Generative Engine Optimisation (GEO) is the practice of optimising your content so that AI search tools such as ChatGPT, Google AI Overviews, Perplexity and Gemini quote and recommend your business inside their answers. Where traditional SEO works to rank your page in a list of links, GEO works to get your brand named within the AI-generated answer itself. As more people ask an AI assistant instead of scrolling through search results, being the source the AI cites is becoming as valuable as ranking first on Google.
The good news for businesses is that GEO and SEO are not rivals. The same foundations that help you rank, clear structure, genuine expertise and trustworthy content, are exactly what AI engines look for when they decide who to cite. GEO simply adds a few specific techniques on top of solid SEO.
SEO and GEO: what is the difference?
SEO, or search engine optimisation, aims to place your website high in the list of results on a search engine. GEO, or generative engine optimisation, aims to make your content the source that an AI assistant quotes when it writes an answer. With SEO the user still clicks through to your site. With GEO the user may read the answer without clicking at all, which makes being mentioned by name and recommended even more important.
In practice you want both. SEO brings the clicks from people who still browse results, while GEO puts your brand in front of the growing number of people who ask an AI assistant to do the searching for them.
Does GEO actually work?
Yes, and there is peer-reviewed research to prove it. In the first academic study on the subject, presented at the ACM KDD 2024 conference, researchers from Princeton and partner institutions found that GEO techniques can increase a source visibility in AI-generated answers by up to 40%. The methods that made the biggest difference were adding relevant statistics, citing reputable sources and including direct quotations. You can read the original paper, GEO: Generative Engine Optimization, for the full detail.
The takeaway is simple. AI engines favour content that is specific, evidenced and easy to trust. Vague, unsupported claims rarely get cited.
The GEO playbook: how to get cited by AI
These are the techniques we use to give content the best chance of being quoted by AI search tools.
Lead with the answer
Put a clear, direct answer to the question in the first few sentences, before any preamble. AI engines lift these self-contained answers straight into their responses.
Add statistics and cite your sources
Back up claims with real figures and link to where they came from. This was the single most effective tactic in the Princeton research.
Use clear structure
Break content into headings, short paragraphs and lists, and add a frequently asked questions section. Structure helps machines understand which passage answers which question.
Add structured data
Schema markup tells search engines and AI exactly what your content is about, from your business details to your FAQs. It is one of the strongest signals you can give a machine.
Show real expertise and keep it current
Demonstrate genuine experience, name your authors where it helps, and keep facts up to date. Trust and freshness both feed into who gets cited.
Why local businesses should care about GEO now
AI assistants increasingly answer questions like best plumber near me or which dentist should I use in my town. When they do, they pull from sources they consider trustworthy and well structured. A complete Google Business Profile, consistent business information across the web and a steady flow of genuine reviews all help AI tools choose and recommend your business. The businesses that get their house in order now will be the ones the AI recommends as this behaviour becomes the norm.
GEO and SEO work best together
You do not need to abandon SEO to do GEO. The strongest approach is to keep the technical health, content and authority that good SEO is built on, then layer the GEO techniques above on top. Do both well and you cover every way a customer might find you, from a classic Google search to a question typed into an AI assistant.
Want to make sure your business is found by both Google and AI search? Explore our SEO services or get in touch for a free chat about your goals.

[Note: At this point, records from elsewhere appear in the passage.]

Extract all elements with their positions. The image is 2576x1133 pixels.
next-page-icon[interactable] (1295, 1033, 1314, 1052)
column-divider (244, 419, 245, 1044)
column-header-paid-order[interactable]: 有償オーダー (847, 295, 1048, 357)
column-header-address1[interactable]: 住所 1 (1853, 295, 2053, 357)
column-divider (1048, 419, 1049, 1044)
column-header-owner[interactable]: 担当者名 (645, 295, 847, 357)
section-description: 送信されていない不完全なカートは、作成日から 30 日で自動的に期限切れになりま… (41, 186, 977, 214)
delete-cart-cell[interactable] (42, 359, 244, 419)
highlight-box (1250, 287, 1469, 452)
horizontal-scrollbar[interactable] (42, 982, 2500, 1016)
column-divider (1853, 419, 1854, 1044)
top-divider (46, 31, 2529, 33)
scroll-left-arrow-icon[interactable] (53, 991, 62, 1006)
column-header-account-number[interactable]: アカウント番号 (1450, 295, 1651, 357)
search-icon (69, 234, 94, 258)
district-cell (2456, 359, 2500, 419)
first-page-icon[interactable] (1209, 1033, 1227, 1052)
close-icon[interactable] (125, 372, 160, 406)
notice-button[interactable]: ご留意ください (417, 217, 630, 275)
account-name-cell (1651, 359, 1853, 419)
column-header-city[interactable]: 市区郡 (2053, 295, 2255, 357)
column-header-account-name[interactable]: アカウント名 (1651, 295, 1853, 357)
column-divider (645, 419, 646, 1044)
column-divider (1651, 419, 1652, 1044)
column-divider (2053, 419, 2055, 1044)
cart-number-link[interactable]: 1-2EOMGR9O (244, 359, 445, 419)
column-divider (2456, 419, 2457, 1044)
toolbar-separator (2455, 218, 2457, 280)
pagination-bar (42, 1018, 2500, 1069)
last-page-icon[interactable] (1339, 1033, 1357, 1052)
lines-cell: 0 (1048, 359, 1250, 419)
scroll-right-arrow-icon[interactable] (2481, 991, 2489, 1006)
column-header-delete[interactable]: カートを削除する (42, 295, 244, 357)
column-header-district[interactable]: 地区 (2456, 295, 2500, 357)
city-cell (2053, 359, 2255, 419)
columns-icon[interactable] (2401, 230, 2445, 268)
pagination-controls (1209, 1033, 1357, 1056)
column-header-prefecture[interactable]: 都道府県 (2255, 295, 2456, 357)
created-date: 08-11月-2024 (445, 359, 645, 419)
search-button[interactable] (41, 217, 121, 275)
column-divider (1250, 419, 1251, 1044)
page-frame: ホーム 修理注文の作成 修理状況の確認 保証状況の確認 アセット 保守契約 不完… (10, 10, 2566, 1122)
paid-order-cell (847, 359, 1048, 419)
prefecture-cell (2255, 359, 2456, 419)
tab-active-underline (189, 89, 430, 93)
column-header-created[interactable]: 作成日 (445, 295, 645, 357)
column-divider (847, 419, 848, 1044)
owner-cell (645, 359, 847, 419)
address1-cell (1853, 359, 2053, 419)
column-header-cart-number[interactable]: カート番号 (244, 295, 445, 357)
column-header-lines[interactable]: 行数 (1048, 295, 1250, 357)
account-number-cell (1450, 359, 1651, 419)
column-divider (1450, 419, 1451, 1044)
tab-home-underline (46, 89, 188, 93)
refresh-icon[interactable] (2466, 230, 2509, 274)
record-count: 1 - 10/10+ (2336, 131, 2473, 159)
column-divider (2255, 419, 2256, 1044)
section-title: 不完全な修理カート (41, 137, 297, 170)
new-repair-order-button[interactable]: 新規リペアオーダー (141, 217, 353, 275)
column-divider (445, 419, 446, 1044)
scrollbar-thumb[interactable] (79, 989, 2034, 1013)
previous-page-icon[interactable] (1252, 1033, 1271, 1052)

Frequently asked questions
What does GEO stand for? GEO stands for Generative Engine Optimisation. It is the practice of optimising content so that AI search tools quote and recommend your business in their answers.
Is GEO replacing SEO? No. GEO sits alongside SEO. SEO helps you rank in traditional results, while GEO helps you get cited inside AI answers, and the two share the same foundations.
Which AI search tools matter for GEO? The main ones are ChatGPT, Google AI Overviews, Google Gemini, Perplexity and Microsoft Copilot. All of them generate answers and cite sources.
How do I get my business mentioned by ChatGPT? Publish clear, well-structured, evidenced content, add schema markup, keep your business information consistent across the web and build genuine authority in your field.
How long does GEO take to work? Like SEO, GEO builds over time rather than overnight. As AI engines recrawl and come to trust your content, your chances of being cited improve.